Türkiye bu noktada duruşunu ortaya koymuştur. Biz de TBMM olarak, bir parti hariç diğer siyasi partilerin katılımıyla desteğimizi belirten ortak bildiri yayınladık. TBMM Dışişleri Komisyonunun dünkü toplantısında hem bir sembol olsun hem de Azerbaycanlı kardeşlerimize destek vermek amacıyla komisyon gündeminde bekleyen Azerbaycan ile ilgili iki anlaşmamızı müzakere ettik. Komisyonda kabul edilen bu anlaşmaları, en kısa sürede Genel Kurula getirerek TBMM'nin desteğini bir anlamda somut bir şekilde göstereceğiz.
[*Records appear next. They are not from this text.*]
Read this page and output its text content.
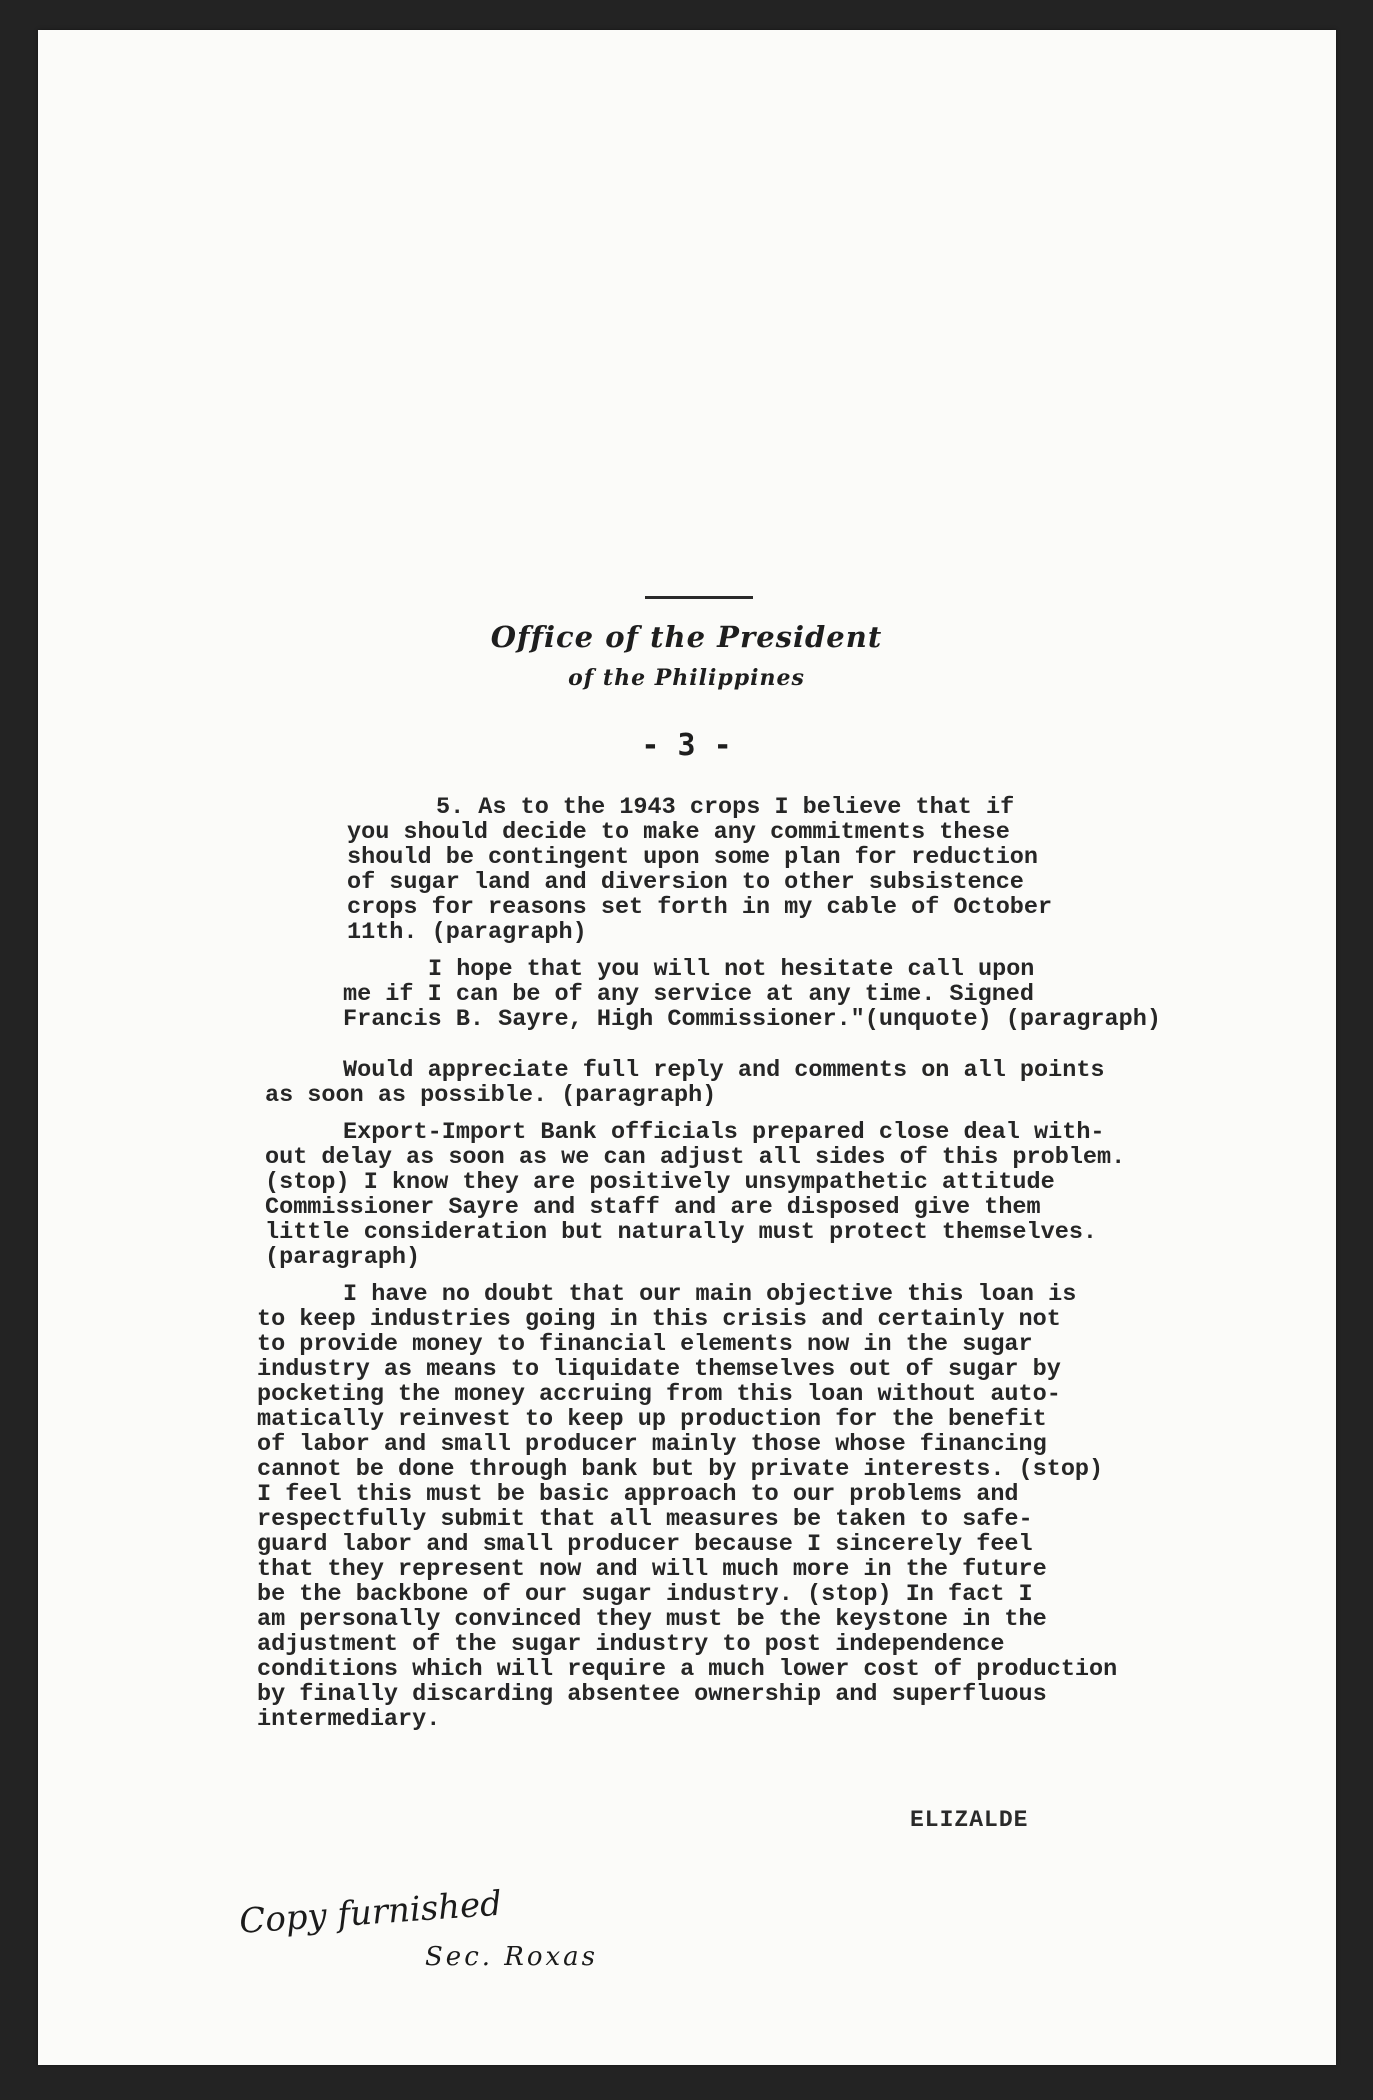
Office of the President
of the Philippines
- 3 -
5. As to the 1943 crops I believe that if
you should decide to make any commitments these
should be contingent upon some plan for reduction
of sugar land and diversion to other subsistence
crops for reasons set forth in my cable of October
11th. (paragraph)
I hope that you will not hesitate call upon
me if I can be of any service at any time. Signed
Francis B. Sayre, High Commissioner."(unquote) (paragraph)
Would appreciate full reply and comments on all points
as soon as possible. (paragraph)
Export-Import Bank officials prepared close deal with-
out delay as soon as we can adjust all sides of this problem.
(stop) I know they are positively unsympathetic attitude
Commissioner Sayre and staff and are disposed give them
little consideration but naturally must protect themselves.
(paragraph)
I have no doubt that our main objective this loan is
to keep industries going in this crisis and certainly not
to provide money to financial elements now in the sugar
industry as means to liquidate themselves out of sugar by
pocketing the money accruing from this loan without auto-
matically reinvest to keep up production for the benefit
of labor and small producer mainly those whose financing
cannot be done through bank but by private interests. (stop)
I feel this must be basic approach to our problems and
respectfully submit that all measures be taken to safe-
guard labor and small producer because I sincerely feel
that they represent now and will much more in the future
be the backbone of our sugar industry. (stop) In fact I
am personally convinced they must be the keystone in the
adjustment of the sugar industry to post independence
conditions which will require a much lower cost of production
by finally discarding absentee ownership and superfluous
intermediary.
ELIZALDE
Copy furnished
Sec. Roxas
Ama şunu görüyoruz ki bu haklı davada Türkiye açık ve seçik olarak Azerbaycan'ın yanındadır. Azerbaycan Silahlı Kuvvetlerinin ortaya koydukları mücadelede onları sonuna kadar destekliyoruz. Şehitlere Allah'tan rahmet gazilere acil şifalar diliyoruz. Bir millet iki devlet düşüncesi ve yaklaşımıyla yolumuza devam ediyoruz."

ALATURKA AİLESİ ÜYELERİ NE DİYOR?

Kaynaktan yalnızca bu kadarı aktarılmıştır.